The nucellus is a nutritive tissue from which the developing female gametophyte draws its nourishment. The integument surrounds the nucellus and is the outermost layer of the ovule. After fertilization, the integument develops into the seed coat.

The gymnosperms have exploited land habitats more successfully than the lower plants and pterophytes because gymnosperms do not require water for pollen transfer. The male gametophyte (pollen grain) is carried to the female gametophyte (ovule) through the air.

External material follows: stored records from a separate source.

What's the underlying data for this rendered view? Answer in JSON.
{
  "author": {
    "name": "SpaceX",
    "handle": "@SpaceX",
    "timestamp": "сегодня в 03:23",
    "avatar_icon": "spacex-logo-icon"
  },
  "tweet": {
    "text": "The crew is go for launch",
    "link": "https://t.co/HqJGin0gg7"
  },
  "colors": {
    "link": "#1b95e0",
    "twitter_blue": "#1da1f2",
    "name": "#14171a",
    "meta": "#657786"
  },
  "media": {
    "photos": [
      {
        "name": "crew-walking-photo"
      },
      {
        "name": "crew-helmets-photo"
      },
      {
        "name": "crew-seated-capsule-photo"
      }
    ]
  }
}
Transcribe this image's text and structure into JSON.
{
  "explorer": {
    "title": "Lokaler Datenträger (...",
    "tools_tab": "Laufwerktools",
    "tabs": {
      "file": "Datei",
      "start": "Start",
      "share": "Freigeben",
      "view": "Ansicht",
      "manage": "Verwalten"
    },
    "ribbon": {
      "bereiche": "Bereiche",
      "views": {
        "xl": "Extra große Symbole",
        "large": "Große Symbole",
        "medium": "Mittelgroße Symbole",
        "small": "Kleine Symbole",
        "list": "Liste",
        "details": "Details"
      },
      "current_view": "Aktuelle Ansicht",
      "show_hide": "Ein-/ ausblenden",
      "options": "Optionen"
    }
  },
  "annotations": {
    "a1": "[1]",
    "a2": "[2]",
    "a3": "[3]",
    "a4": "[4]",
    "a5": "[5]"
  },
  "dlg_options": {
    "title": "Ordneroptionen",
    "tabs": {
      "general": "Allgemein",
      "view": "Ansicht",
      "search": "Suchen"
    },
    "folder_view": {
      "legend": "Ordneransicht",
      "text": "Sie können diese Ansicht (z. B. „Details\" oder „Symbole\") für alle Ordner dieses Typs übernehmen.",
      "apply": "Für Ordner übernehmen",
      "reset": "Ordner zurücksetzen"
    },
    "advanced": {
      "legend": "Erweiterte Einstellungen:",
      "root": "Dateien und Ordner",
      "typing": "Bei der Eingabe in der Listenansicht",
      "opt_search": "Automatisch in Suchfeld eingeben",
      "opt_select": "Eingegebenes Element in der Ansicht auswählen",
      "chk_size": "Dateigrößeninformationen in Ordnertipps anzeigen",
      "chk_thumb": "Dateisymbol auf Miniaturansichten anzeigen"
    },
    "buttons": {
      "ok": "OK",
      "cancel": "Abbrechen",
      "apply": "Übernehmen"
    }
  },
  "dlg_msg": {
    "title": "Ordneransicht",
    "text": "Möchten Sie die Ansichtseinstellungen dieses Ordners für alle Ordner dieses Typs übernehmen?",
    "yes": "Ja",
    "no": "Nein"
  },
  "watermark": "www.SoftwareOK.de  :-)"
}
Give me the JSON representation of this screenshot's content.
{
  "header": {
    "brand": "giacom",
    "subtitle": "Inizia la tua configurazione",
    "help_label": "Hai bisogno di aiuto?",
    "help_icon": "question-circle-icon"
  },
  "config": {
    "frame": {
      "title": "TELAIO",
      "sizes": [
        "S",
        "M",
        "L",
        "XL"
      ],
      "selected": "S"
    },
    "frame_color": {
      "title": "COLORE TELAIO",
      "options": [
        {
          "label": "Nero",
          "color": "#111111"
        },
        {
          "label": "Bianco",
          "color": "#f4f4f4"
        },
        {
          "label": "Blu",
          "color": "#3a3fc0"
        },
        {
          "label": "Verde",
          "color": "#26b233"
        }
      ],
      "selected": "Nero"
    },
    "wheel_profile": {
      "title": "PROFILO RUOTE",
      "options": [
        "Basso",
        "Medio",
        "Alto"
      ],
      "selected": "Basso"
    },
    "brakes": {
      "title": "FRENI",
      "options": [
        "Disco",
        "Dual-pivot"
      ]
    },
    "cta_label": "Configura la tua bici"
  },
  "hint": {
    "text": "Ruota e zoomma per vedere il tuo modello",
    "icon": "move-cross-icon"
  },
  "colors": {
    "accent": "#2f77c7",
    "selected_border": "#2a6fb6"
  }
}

The ovule exudes a sticky fluid (the pollination drop), which traps the pollen grains. As the sticky fluid dries, the pollen grains are drawn through the micropyle into the ovule. The archegonia (the organs that contain the eggs) are located directly below the micropyle. When the sperm are released, they fertilize the egg; a fertilized ovule is called a seed.

Modern Gymnosperm Types

Pines are the standard example of gymnosperms. Pinaceae (the pine family) is the largest family of living gymnosperms. It contains about two hundred species in ten genera. Pine trees are typically conical and represent the sporophyte generation.

The leaves are needle-shaped and confined to short, lateral shoots. Unlike a few conifers, such as the bald cypress and dawn redwood, which shed their leaves in the fall, pines and most conifers are evergreens.

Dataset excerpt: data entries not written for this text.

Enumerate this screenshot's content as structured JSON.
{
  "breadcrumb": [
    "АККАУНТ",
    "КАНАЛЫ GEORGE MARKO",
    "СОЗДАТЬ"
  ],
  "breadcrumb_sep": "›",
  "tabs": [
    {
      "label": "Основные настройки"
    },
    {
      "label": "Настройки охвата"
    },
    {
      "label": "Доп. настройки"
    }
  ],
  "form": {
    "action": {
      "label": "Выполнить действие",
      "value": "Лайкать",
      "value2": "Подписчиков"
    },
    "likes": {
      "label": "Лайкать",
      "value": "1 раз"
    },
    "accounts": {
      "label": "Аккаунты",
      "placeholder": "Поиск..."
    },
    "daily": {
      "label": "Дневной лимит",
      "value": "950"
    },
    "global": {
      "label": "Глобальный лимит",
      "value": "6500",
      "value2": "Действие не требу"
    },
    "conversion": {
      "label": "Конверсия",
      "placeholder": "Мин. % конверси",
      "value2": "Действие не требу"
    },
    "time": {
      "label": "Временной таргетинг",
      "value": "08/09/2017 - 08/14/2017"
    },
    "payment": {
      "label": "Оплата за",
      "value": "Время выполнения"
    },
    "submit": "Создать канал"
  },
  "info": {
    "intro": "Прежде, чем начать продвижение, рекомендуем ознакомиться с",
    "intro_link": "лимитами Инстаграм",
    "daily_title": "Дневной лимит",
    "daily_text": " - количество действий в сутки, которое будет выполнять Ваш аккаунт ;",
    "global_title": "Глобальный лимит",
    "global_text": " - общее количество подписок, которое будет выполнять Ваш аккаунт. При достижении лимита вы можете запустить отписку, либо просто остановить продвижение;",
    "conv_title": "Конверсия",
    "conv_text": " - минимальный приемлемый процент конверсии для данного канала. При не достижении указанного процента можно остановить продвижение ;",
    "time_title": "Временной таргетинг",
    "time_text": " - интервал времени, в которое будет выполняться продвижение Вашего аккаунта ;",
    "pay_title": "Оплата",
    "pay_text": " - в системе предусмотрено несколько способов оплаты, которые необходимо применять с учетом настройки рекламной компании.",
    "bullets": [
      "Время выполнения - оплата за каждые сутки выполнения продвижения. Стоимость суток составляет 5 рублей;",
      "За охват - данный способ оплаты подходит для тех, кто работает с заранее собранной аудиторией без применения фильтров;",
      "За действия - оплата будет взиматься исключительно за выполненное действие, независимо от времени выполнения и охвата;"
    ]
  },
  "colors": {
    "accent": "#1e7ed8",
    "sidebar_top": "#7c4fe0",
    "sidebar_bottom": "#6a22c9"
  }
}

Sexual reproduction typically takes three years to complete. In the first year, the pollen (male) and seed (female) cones are formed. The cones are borne on different parts of the same plant. The small, upright male cones are borne in clusters on the lower branches of the tree. The mature seed cones are very large and hang down from the upper branches.

In the spring, the male cones shed millions of pollen grains into the air. Only a few grains reach an ovule. Once there, the male gametophyte must wait from twelve to fourteen months before the female gametophyte matures and fertilization occurs. The seeds mature in the fall of the third year and are shed.

Included within the gymnosperms are four plants whose affinities are uncertain—ginkgo, or the maidenhair tree (Ginkgo biloba), and the gnetophytes (families Gnetum, Ephedra, and Welwitschia). Ginkgo is a large tree covered with fan-shaped leaves that turn golden yellow before being shed in the fall. Although a common ornamental in the United States, ginkgo is native to southeastern China.

Gnetum is a broad-leaved vine found in the tropical rain forests of South America, western Africa, and southeastern Asia. Ephedra is found worldwide in cool, arid regions. Sixteen species of Ephedra grow in the western United States. Most species are highly branched shrubs with scale like leaves.

Welwitschia mirabilis is the most unusual plant species within the four families. The exposed portion of the stem gives rise to two strap-shaped leaves that are never shed and never stop growing during the life of the plant. Welwitschia is found only in coastal desert and inland savanna regions in southwestern Africa.